Patients With PCOS Lack Faith in Primary Care Physicians

Nancy A. Melville

August 02, 2018

Women with polycystic ovary syndrome (PCOS) have expressed a heightened distrust in primary care physicians' (PCPs) — but not specialists' — opinions of their condition in a newly published survey. The respondents also questioned the ability of general practitioners to address the social burdens of PCOS, underscoring the need for improved efforts to manage patients' concerns at the primary care level.

The research was published online August 1 in the Journal of the Endocrine Society by Annie W. Lin, PhD, RD, Cornell University, Ithaca, New York, and colleagues.

"Our study suggests that physicians can improve the patient–provider relationship by tailoring their advice to acknowledge the broad impact that PCOS has on women's lives, and to listen to patient concerns without judgment. These efforts can potentially bring about continuity of care for women with PCOS," said senior author Marla E. Lujan, PhD, also of Cornell University, in a statement by the Endocrine Society.

The researchers surveyed 332 women, including 134 with PCOS and 198 with regular menses a mean age of 27.8 years, to compare their impressions of their physicians and the general care they were receiving.

The results showed that women with PCOS had significantly greater distrust of the PCP's opinion compared to those with regular menses (P < .01).

Furthermore, patients with PCOS expressed the view that PCPs were not as well qualified to treat PCOS, compared with treatment of general health issues (P < .001).

Meanwhile, having PCOS was not associated with lower trust in specialists such as endocrinologists.

Arguments About Health-Related Issues, Lack of Emotional Support

PCOS affects 7% to 10% of women of reproductive age, making it the most common cause of infertility.
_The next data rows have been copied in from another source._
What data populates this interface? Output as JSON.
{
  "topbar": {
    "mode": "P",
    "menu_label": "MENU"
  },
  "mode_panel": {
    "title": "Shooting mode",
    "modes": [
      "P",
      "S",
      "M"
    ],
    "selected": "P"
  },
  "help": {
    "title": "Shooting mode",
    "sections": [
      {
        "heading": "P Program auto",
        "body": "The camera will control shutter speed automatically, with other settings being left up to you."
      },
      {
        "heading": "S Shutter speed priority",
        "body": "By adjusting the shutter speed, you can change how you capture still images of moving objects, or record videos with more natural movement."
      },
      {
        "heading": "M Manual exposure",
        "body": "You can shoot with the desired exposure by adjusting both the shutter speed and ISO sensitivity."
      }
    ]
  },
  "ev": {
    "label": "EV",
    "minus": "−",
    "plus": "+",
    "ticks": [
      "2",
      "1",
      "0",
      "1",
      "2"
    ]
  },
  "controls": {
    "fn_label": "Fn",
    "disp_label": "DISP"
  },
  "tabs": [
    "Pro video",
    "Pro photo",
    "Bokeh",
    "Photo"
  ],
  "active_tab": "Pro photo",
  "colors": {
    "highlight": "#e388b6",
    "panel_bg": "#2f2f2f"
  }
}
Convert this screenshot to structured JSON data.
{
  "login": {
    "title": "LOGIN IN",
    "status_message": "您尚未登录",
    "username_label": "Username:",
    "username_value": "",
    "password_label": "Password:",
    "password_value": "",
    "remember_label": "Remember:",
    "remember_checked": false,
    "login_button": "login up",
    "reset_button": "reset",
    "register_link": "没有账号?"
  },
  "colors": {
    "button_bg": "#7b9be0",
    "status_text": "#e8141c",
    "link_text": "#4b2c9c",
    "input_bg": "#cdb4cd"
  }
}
The disorder can cause distressing symptoms such as irregular periods, weight gain, many small ovarian cysts, and excess hair, and it's been linked to other health conditions such as mental health disorders, type 2 diabetes, obesity, and heart disease.

In the survey, patients with PCOS indicated their healthcare providers were more inclined to argue with them about health-related issues versus the comparison group (P = .02).

And although participants reported rarely having negative encounters with their healthcare providers, the women with PCOS said they only sometimes were satisfied with the emotional support they received in their healthcare.

The women surveyed were enrolled in a larger observational study and completed a 28-item web-based survey that assessed their experiences over the past 3 years, called the I-PCOSM (Instrument for Polycystic Ovary Syndrome: Medical Experiences).

The authors speculate that differences in patients' perceptions of PCPs and specialists could largely relate to the different roles each have in patient management.

"We hypothesize that PCPs face greater feelings of distrust because they are at the frontline of healthcare delivery and frequently provide referrals when encountering medical conditions outside their usual scope of practice."

Backing the findings, other research has shed light on the inconsistent care patients with PCOS may receive, including a study that showed knowledge levels of PCOS varies between reproductive endocrinologists and gynecologists (Fertil Steril. 2017;107:1380-1386) and another study that revealed a substantial lag period between symptom onset and diagnosis of PCOS by multiple healthcare providers (J Clin Endocrinol Metab. 2017;102:604-612).

In the latter study, women with PCOS commonly failed to receive information about PCOS per se, as well as the dietary and physical activity behaviors that can benefit the condition.

That study also showed many women with PCOS consulted three or more healthcare providers and waited at least 2 years to be correctly diagnosed.

Importance of Specialty Referral Stressed

The new study is believed to be the first of its kind to directly explore PCOS patients' perceptions of the issues of trust and belief in their healthcare providers' provision of social support, and the findings suggest the need for a more attentive approach to PCOS, the authors reiterate.

"When interacting with a patient...we suggest that physicians consider tailoring their advice to acknowledge the unique challenges and concerns of women living with PCOS and listen to the patients without judgment," they suggest.

"Providing strong informational and emotional support may help reduce feelings of distrust between patients and physicians."

"We also recommend the importance of strengthening the specialty-referral process and identifying patient cues for when a referral may be the optimal approach when diagnosing and/or treating women at risk for PCOS."

The study received partial support from Cornell University grants from the Human Ecology Alumni Association and College of Agriculture and Life Sciences Alumni Association. The authors have reported no relevant financial relationships.